Zu der Ausstellung „Kempowskis Lebensläufe“, kuratiert von Dirk Hempel unter Mitwirkung von Akademiemitarbeiterinnen und -mitarbeitern, erschien ein umfangreicher Ausstellungskatalog unter gleichem Titel, der von der Stiftung Buchkunst im Wettbewerb „Die schönsten deutschen Bücher 2007“ mit einer Anerkennung ausgezeichnet wurde.
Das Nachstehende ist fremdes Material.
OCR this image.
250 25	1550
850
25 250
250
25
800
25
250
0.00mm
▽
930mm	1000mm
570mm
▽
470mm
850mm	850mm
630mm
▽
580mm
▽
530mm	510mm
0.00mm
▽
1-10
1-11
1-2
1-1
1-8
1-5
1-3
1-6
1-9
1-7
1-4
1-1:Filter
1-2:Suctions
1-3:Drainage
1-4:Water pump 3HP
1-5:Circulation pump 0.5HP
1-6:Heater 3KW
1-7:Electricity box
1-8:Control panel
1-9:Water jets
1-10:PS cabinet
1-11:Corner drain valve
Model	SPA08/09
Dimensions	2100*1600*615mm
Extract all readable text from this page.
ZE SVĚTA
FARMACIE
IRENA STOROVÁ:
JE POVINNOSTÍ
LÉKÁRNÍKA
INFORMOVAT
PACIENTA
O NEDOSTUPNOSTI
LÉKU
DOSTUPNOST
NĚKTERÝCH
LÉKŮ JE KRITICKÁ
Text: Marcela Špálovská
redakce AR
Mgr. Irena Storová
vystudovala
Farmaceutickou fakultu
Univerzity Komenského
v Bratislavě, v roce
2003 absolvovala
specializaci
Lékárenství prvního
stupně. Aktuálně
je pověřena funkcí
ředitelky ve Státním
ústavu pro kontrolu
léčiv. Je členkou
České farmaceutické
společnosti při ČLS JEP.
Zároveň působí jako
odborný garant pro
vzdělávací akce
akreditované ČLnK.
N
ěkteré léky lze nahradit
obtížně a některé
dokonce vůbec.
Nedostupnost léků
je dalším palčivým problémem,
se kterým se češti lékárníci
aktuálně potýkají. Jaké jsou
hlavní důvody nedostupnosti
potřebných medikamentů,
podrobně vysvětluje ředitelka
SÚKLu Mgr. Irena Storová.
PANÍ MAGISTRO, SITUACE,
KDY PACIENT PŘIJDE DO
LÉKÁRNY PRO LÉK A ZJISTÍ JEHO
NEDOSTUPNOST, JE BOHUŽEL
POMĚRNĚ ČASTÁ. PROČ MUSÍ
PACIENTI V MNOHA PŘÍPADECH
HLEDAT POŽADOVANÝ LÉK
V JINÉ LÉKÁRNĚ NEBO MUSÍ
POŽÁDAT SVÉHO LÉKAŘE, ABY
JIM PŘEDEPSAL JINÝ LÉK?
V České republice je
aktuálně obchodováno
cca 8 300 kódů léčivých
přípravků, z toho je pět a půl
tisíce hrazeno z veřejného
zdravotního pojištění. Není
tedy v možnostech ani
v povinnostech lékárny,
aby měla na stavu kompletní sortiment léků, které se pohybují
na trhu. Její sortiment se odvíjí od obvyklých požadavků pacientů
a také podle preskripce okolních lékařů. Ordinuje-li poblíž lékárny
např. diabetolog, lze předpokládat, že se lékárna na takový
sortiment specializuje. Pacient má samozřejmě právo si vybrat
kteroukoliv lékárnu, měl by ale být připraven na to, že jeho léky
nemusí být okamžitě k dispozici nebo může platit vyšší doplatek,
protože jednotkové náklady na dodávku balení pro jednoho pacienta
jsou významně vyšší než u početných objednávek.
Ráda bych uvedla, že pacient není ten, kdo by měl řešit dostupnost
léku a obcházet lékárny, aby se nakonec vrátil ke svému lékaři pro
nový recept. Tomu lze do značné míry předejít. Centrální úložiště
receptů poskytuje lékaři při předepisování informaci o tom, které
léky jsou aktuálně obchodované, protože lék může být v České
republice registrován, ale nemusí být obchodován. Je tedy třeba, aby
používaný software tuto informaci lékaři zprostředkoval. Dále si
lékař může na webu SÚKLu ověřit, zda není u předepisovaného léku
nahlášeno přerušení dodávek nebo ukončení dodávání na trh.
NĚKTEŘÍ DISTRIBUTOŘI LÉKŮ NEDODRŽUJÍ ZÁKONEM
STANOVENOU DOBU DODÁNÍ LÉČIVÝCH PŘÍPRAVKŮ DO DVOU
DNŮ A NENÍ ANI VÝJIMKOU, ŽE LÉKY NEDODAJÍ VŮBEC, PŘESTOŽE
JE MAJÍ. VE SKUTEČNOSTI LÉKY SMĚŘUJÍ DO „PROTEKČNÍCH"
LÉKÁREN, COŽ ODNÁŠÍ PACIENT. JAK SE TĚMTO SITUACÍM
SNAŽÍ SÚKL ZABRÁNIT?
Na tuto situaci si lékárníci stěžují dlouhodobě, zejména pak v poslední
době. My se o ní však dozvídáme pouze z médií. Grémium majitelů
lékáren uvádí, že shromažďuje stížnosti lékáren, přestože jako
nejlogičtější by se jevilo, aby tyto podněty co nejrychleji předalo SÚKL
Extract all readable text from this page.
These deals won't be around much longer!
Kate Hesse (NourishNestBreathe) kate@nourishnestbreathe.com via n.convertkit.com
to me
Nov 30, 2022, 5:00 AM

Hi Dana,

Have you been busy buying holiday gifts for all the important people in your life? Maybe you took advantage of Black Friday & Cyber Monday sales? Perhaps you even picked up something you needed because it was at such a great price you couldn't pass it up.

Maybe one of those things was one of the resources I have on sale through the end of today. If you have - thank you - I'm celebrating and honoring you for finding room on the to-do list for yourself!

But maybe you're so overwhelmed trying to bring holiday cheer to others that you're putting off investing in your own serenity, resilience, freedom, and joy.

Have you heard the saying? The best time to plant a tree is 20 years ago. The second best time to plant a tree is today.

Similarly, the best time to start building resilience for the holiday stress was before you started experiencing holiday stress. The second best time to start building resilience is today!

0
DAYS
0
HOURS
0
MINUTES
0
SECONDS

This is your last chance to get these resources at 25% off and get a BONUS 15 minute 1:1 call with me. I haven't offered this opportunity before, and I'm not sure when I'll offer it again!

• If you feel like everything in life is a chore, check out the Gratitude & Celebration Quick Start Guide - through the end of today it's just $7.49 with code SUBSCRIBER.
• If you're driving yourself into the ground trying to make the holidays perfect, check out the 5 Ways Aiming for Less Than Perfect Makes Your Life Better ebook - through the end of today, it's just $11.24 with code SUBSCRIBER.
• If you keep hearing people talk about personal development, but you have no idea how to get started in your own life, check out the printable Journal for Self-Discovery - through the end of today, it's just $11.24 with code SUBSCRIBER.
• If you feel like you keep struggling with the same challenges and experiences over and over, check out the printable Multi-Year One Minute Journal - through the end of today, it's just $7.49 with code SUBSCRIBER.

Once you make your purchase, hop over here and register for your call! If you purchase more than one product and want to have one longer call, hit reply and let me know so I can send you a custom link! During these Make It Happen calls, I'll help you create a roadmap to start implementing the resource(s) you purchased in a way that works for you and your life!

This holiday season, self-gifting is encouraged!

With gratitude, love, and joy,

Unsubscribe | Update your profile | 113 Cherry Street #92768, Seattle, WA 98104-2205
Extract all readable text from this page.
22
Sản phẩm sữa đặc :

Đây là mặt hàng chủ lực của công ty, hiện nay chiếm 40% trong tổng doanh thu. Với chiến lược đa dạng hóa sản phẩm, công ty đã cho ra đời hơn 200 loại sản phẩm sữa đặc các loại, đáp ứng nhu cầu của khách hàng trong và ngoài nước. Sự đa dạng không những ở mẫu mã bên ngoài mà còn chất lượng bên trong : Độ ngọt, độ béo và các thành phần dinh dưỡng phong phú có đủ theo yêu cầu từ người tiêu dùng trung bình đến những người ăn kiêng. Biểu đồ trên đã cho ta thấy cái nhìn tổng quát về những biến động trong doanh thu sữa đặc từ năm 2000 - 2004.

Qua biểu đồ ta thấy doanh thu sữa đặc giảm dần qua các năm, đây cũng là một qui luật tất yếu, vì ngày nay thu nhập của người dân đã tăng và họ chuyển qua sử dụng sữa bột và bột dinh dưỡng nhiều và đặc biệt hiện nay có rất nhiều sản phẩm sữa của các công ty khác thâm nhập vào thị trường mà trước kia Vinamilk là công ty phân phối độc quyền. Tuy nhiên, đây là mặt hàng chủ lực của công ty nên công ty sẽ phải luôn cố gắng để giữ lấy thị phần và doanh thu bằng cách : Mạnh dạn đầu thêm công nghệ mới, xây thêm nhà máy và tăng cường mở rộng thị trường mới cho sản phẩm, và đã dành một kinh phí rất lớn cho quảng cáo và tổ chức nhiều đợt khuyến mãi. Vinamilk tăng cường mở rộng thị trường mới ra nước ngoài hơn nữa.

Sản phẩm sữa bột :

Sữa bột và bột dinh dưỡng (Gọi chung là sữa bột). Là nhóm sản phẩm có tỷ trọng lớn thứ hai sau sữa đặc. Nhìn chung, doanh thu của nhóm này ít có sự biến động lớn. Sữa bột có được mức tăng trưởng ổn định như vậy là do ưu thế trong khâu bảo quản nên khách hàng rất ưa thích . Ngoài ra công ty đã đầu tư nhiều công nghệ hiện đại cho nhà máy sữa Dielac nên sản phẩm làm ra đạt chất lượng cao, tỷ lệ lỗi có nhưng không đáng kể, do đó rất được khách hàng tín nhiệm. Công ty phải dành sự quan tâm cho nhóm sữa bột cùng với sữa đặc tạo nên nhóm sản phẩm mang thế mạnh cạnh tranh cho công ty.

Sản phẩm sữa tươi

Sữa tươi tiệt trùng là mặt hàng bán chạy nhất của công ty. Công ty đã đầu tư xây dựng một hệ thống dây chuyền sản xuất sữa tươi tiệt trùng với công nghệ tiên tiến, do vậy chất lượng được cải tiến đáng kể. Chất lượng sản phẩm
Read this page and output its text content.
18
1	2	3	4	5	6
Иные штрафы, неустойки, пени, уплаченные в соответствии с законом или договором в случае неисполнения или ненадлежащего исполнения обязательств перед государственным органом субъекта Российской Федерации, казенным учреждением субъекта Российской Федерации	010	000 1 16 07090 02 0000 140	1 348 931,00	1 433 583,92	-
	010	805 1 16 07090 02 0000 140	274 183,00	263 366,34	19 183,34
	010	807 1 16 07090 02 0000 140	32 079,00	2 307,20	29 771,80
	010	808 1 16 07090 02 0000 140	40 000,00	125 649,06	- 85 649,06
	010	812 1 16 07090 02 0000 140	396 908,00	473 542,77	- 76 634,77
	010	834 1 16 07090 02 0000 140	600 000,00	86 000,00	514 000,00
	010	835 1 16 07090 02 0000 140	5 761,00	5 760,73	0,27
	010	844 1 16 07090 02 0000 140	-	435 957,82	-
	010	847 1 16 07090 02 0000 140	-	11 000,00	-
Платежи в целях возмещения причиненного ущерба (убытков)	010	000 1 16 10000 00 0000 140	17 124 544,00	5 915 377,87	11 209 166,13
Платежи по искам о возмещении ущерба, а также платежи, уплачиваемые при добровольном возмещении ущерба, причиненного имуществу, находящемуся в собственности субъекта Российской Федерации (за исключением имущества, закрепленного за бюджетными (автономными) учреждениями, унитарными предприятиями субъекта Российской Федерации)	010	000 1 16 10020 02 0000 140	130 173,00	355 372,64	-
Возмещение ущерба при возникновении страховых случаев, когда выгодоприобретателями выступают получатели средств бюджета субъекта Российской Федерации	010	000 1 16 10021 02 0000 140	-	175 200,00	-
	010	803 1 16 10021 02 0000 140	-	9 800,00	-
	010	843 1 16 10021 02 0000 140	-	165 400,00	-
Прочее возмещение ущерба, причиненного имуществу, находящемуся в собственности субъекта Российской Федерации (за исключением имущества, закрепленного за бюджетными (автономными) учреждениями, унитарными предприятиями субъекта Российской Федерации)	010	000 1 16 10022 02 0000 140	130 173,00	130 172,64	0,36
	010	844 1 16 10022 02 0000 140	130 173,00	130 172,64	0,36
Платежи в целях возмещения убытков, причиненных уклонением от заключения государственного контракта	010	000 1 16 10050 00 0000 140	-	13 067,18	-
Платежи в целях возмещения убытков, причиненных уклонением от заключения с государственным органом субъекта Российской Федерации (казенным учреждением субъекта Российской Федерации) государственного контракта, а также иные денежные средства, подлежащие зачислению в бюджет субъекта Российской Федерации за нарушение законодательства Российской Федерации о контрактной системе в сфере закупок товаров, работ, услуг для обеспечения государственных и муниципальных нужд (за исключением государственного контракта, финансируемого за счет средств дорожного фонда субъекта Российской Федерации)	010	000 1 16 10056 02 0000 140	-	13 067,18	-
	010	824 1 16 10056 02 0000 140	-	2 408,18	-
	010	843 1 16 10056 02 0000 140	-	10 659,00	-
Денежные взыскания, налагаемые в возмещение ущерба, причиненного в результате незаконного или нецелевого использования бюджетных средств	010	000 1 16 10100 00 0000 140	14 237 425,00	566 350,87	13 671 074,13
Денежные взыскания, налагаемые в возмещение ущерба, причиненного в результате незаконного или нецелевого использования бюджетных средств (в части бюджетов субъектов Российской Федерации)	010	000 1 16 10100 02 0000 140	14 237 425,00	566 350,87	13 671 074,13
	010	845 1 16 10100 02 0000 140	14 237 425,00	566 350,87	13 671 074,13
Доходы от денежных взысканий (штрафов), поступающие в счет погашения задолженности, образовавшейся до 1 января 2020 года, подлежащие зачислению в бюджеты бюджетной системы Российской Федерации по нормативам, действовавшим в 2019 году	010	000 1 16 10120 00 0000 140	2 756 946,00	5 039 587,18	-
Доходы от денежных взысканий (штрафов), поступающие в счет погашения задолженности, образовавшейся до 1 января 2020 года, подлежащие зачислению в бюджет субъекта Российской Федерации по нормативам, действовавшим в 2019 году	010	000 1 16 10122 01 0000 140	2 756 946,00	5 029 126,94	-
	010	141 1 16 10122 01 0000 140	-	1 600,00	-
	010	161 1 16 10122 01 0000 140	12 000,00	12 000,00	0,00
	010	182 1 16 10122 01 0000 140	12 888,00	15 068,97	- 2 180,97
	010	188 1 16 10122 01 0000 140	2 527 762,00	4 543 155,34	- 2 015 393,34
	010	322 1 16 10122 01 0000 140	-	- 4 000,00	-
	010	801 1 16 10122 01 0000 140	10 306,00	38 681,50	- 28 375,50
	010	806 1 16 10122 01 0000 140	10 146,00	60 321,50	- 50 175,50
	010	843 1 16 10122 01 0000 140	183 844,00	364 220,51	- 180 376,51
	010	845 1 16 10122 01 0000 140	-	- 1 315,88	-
Besonders wichtig ist mir die Wahl des Standortes. Berlin, unsere Hauptstadt. Der Pariser Platz, das Brandenburger Tor, durch das Napoleon einzog, die kaiserlichen deutschen Truppen 1871 siegreich zurückkehrten und dann 1914 mit klingendem Spiel ins Verderben zogen. Rote Revolutionäre, braune Horden folgten. Ein Platz der deutschen Geschichte, der lange zugemauert war.
Walter Kempowski in seinen Dankesworten zur Ausstellungseröffnung, 2007

Eva Luise Köhler, Hildegard Kempowski, Bundespräsident Horst Köhler und der Präsident der Akademie der Künste Klaus Staeck.

 

Stimmen zur Ausstellung


Wenn ich heute Walter Kempowski einen Volksdichter nenne, dann hoffe ich, dass er dagegen keinen Einspruch erhebt. Diesen Titel kann er nicht nur in Anspruch nehmen, weil so viele Menschen seine Bücher lesen und noch immer die Verfilmungen von „Tadellöser & Wolff“ ansehen, sondern vor allem deshalb, weil er, wie kein anderer, das Volk selbst zum Sprechen gebracht hat. Kein anderer hat den Menschen so ihre Stimme gegeben, oder besser gesagt: ihre Stimme erhalten und für alle Zeiten bewahrt.
Bundespräsident Horst Köhler

 

Was Walter Kempowski im Laufe seines 50-jährigen literarischen Lebens geschrieben und gesammelt hat, kann mit gutem Grund ein Jahrhundert-Archiv genannt werden. Ein auch nur ferner vergleichbares literarisch-dokumentatives Archiv, wie es nun auf die Akademie der Künste übergegangen ist, gibt es nicht. Neben den Literaturwissenschaftlern und Kunsthistorikern werden auch die Zeithistoriker auf lange Sicht an diesem ungeheuren Fundus arbeiten.
Akademiepräsident Klaus Staeck

An diesem Tag gehen meine Gedanken zurück an die Erlebnisgrundlagen, in denen mein ganzes Werk wurzelt. An das schöne Rostock, das eindrückliche Bautzen, an den Anfang meiner Arbeit in Göttingen 1956 und an die Crew, die jahrelang in Nartum freundlich und nimmermüde diese Arbeit unterstützte.
Walter Kempowski in seinen Dankesworten zur Ausstellungseröffnung, 2007

Klaus Staeck und Horst Köhler in der Ausstellung „Kempowskis Lebensläufe“.